Menyandarkan Kala Depan Pada Bambu

Menyandarkan Masa Depan pada BambuFoto: Fadil Muhammad

Jakarta -

Bambu merupakan cerminan kehidupan individu dan sosial insan dulu, sekarang, dan masa depan. Ke depan bambu dibutuhkan sanggup semakin dikenal dan dimanfaatkan untuk kehidupan orang banyak dan membuat kehidupan yang lebih bersahabat dengan alam.

Pring, deling, buluh, pekhing --bambu masuk ke dalam kultur Indonesia dalam bermacam-macam bahasa dan cara. Akarnya mengikat, rumpunnya menyimpan air, rimbun daunnya meneduhkan. Bambu tumbuh, berkembang, saling menopang, kokoh mandiri, dan berkelanjutan.

Untuk merayakan keberadaan bambu di tengah kehidupan manusia, semenjak tahun 2014 digelar program Bamboo Biennale di Solo, Jawa Tengah. Acara dua tahunan yang dirancang dalam tetralogi tahapan ini merupakan satu-satunya di dunia dengan melibatkan hebat bambu, arsitek, komposer, musisi, perajin bambu dari dalam maupun luar negeri.

Bamboo Biennale I 2014 Tunas (Born) bermakna sebuah cita-cita berkelanjutan, Bamboo Bennale II 2016 Rebung (Hope), bermakna tumbuh dan berkembang mandiri, Bamboo Biennale III 2018 Kembang (Growing) bermakna tumbuh tinggi, berpengaruh dan merimbun, menaungi kehidupan; dan Bamboo Biennale IV 2020 Rumpun (Sustain), bermakna hidup serumpun, saling memayungi dan melindungi.

Melahirkan Kembali

Bambu mempunyai kekuatan hidup luar biasa untuk lahir terus hidup dan bersemi kembali. Konon di kota Hirosima yang pernah luluh lantak digempur bom atom, salah satu tanaman yang tanaman yang bersemi kembali paling awal yakni bambu.

Di lereng gunung Merapi konon ketika awan panas wedhus gembel yang menerjang membuat hutan-hutan di lerengnya hangus terbakar dan terkubur bubuk vulkanik, selang beberapa bulan nuansa hijau muncul kembali dan itu yang tumbuh yakni tunas-tunas tanaman bambu.

Menurut arsitek yang juga pakar bambu Eko Prawoto, aspek kedekatan emosi pada bambu mungkin hanya dimiliki oleh beberapa bangsa saja yang memang hidup bersama dengan bambu dalam kesehariannya. Sementara, bangsa lain melihat bambu lebih sebagai materi alternatif pengganti kayu menyerupai yang marak terjadi akhir-akhir ini.

Bambu lebih diapresiasi sebagai materi pengganti kayu yang potensial untuk memenuhi kerakusan industri yang selalu butuh materi baku dalam jumlah yang semakin besar. Perhatian dunia yang melihat potensi bambu menyadarkan kita juga sebagai bangsa yang mempunyai tradisi panjang hidup dengan bambu untuk menyemaikan kembali, bahkan "melahirkan kembali" semangat, kecintaan, dan pengetahuan ihwal bambu.

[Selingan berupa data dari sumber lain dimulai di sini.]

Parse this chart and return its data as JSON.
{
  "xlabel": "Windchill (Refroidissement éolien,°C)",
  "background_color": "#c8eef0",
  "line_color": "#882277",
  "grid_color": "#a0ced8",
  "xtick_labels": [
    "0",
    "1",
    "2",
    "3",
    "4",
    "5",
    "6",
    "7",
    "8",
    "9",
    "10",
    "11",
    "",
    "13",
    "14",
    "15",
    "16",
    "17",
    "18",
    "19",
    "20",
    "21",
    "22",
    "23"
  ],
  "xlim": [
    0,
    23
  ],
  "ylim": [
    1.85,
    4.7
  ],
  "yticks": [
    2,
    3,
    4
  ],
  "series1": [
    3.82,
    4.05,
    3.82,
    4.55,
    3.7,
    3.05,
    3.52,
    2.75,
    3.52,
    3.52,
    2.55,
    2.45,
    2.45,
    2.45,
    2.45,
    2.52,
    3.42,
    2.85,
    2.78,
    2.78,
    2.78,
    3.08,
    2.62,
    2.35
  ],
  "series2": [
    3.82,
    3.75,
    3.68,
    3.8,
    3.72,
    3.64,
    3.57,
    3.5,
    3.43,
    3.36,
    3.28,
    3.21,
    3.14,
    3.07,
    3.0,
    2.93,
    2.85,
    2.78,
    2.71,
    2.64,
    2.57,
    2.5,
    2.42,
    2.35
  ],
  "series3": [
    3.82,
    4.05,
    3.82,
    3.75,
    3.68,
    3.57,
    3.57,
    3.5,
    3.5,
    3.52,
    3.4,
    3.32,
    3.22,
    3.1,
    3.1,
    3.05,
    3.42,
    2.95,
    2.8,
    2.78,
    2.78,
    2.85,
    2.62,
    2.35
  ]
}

Di banyak sekali pelosok di Tanah Air tersebar banyak sekali keahlian keterampilan dan kekriyaan berkait dengan bambu. Keberadaan mereka sebetulnya merupakan aset kultural yang sangat penting, namun sekaligus juga rentan ketika tidak dihiraukan dan bisa-bisa saja punah. Eko Prawoto menandaskan, Bamboo Biennale dengan tetraloginya mengambil inisiatif untuk melahirkan kembali kekuatan keterampilan lokal dalam setting global.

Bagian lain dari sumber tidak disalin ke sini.